General Motors released a teaser image on Tuesday of the hydrogen-powered pickup truck it is developing with the U.S. Army.
The fuel cell version of the Chevrolet Colorado compact pickup will be revealed at an October meeting of the Association of the United States Army (AUSA) in Washington, D.C.
G.M. is working with the Warren, Mich.-based U.S. Army Tank Automotive Research, Development and Engineering Center (TARDEC) to advance its research into fuel cell stacks, which power vehicles by converting hydrogen to electricity, enabling them to travel longer distances than traditional battery-powered EVs.

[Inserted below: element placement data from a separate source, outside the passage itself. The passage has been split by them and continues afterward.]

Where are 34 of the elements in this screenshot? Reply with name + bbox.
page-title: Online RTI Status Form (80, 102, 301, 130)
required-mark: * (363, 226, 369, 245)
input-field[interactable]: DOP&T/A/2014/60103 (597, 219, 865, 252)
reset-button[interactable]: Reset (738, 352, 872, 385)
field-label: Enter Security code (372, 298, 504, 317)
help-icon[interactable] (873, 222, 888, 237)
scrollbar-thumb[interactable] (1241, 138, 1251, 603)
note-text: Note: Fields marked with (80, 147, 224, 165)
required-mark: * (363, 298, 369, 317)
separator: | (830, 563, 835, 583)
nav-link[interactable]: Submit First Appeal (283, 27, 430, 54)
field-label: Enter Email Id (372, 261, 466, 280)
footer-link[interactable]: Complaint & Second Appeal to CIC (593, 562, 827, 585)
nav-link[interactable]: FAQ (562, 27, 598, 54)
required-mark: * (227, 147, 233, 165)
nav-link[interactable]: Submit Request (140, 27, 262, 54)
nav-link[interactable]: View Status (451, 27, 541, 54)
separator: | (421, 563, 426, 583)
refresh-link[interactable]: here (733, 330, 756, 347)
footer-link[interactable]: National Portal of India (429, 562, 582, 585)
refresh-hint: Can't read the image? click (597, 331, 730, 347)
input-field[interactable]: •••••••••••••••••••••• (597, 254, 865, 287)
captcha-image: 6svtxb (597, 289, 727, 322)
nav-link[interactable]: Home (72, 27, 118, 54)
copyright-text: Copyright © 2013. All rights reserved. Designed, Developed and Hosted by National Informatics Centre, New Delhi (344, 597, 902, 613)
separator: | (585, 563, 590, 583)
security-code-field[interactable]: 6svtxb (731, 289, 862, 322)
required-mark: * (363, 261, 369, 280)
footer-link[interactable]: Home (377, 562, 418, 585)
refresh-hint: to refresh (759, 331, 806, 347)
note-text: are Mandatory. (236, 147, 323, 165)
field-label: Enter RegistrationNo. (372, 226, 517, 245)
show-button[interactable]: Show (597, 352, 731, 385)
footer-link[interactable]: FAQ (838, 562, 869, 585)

From the Army’s perspective, hydrogen-powered vehicles can be especially useful in off-road military conditions due to their low-end torque and ability to generate exportable water and electricity. The partnership will provide the Army with access to G.M.’s consumer-based fuel cell research and technology.
”Hydrogen fuel cells as a power source have the potential to bring to the force incredibly valuable capabilities,” TARDEC Director Paul Rogers said in a statement. “We expect the vehicle to be quiet in operation and ready to provide electricity generation for needs away from the vehicle.”
A number of automakers, including Toyota, Honda, and Hyundai, have been developing hydrogen-powered sedans and SUVs for the consumer market. G.M., which has also been testing fuel cell technology for decades, partnered with Honda to develop fuel cell and hydrogen storage systems slated for 2020.
The Army will begin testing the powertrain next year.